Mon. Dec 23rd, 2024

Burundi’s President Evariste Ndayishimiye replaced his prime minister and a top aide in a high-level reshuffle on Wednesday after warning of a “coup” plot against him.

Security Minister Gervais Ndirakobuca was sworn in before parliament as the new premier of the Central African nation.

He succeeds Alain-Guillaume Bunyoni, who was sacked along with Ndayishimiye’s civilian chief of staff General Gabriel Nizigama in the first major reshuffle since the president took office a little more than two years ago.

Lawmakers approved the appointment of Ndirakobuca – a former chief of Burundi’s feared intelligence agency – in a unanimous 113-0 vote at a hastily called parliamentary session earlier on Wednesday.

Ndayishimiye, a 54-year-old former army general, gave no reasons for Bunyoni’s dismissal, but last week he had warned of a coup plot against his government.

“Do you think an army general can be threatened by saying they will make a coup? Who is that person?

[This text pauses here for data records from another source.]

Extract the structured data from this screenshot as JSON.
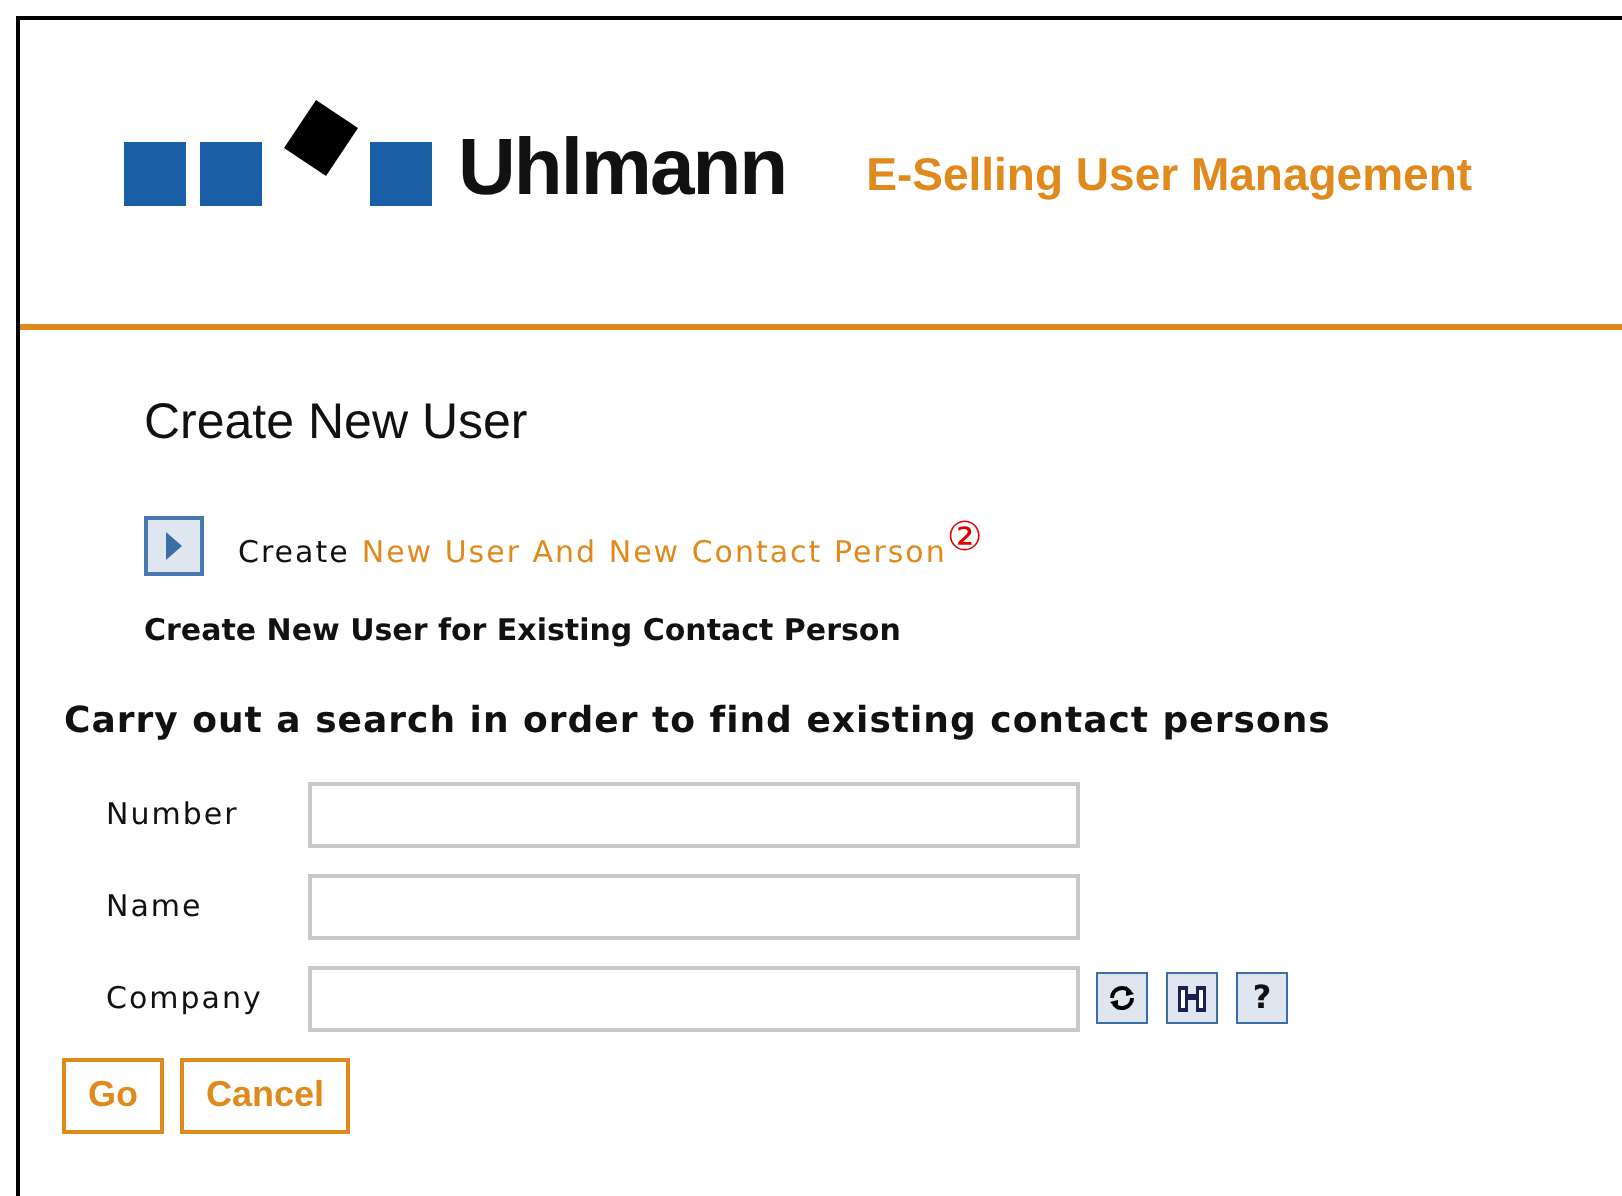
{
  "header": {
    "logo_text": "Uhlmann",
    "title": "E-Selling User Management"
  },
  "page_title": "Create New User",
  "create_link": {
    "prefix": "Create",
    "link": "New User And New Contact Person",
    "marker": "②"
  },
  "existing_heading": "Create New User for Existing Contact Person",
  "search_heading": "Carry out a search in order to find existing contact persons",
  "fields": [
    {
      "label": "Number",
      "tools": false
    },
    {
      "label": "Name",
      "tools": false
    },
    {
      "label": "Company",
      "tools": true
    }
  ],
  "help_glyph": "?",
  "buttons": [
    "Go",
    "Cancel"
  ]
}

Whoever it is should come and, in the name of God, I will defeat him,” Ndayishimiye said at a meeting of government officials on Friday in the political capital, Gitega.

The fate of Bunyoni, a former police chief and security minister who has long been a senior figure in the governing CNDD-FDD party, was not immediately known.

Ndirakobuca, a 52-year-old father of eight, is among a number of Burundian officials accused of stoking violence against government opponents in a wave of deadly unrest in 2015. He remains under European Union sanctions.

Ndayishimiye’s new chief of staff – a post sometimes described as a “super prime minister” – is Colonel Aloys Sindayihebura, who was in charge of the domestic branch of the National Intelligence Service.

Legislators had been called to attend the National Assembly session on Wednesday via urgent messages sent overnight on WhatsApp.

Analysts say a cabal of military leaders known as “the generals” wield the true political power in Burundi and the president himself had alluded to his isolation in a 2021 speech.

Ndayishimiye took power in June 2020 after his predecessor Pierre Nkurunziza died of what the Burundian authorities said was heart failure, although there was widespread speculation he had succumbed to COVID-19.

He has been hailed by the international community for slowly ending years of Burundi’s isolationism under Nkurunziza’s bloody rule.

But he has failed to improve its poor record on human rights and boost the economy.

Nkurunziza had launched the brutal 2015 crackdown on political opponents that left 1,200 people dead and made Burundi a global pariah.

The turmoil erupted after he had launched a bid for a third term in office, a move the opposition said was unconstitutional and violated a peace deal that ended the country’s bloody civil war in 2006.

The United States and the EU had imposed sanctions over the unrest that also drove 400,000 people to flee the country, with reports of arbitrary arrests, torture, killings and enforced disappearances.

Burundi has been in the grip of an economic malaise since the 2015 unrest, with a lack of foreign exchange and shortages of basic goods such as fuel, certain foodstuffs, building materials and medicines.

Last week, Ndayishimiye repeated his promise to crack down on monopolies granted to leaders and those close to the government.

Earlier on Wednesday, Burundi’s trade ministry announced the easing of imports of maize, maize flour, sugar and cement in a statement on Twitter, dated September 6.

It follows the import of fuel by a state firm in the last 10 days, meaning petrol stations can be filled up.

In February, Brussels and Washington resumed aid flows to the landlocked nation after easing the 2015 sanctions, citing political progress under Ndayishimiye.

Civil society groups have returned, the BBC is allowed to broadcast again and the EU – Burundi’s largest foreign donor – has commended efforts to fight corruption.

But concerns over rights abuses remain.

In May, Human Rights Watch decried politically motivated murders and kidnappings by police and state-backed youth groups, while a UN inquiry last year characterised the situation as “disastrous”.

Since its independence from Belgium in 1962, Burundi’s history has been littered with presidential assassinations, coups and ethnic massacres.

It was gripped by a brutal civil war from 1993 to 2006 between majority Hutus and minority Tutsis that left some 300,000 people dead, mainly civilians.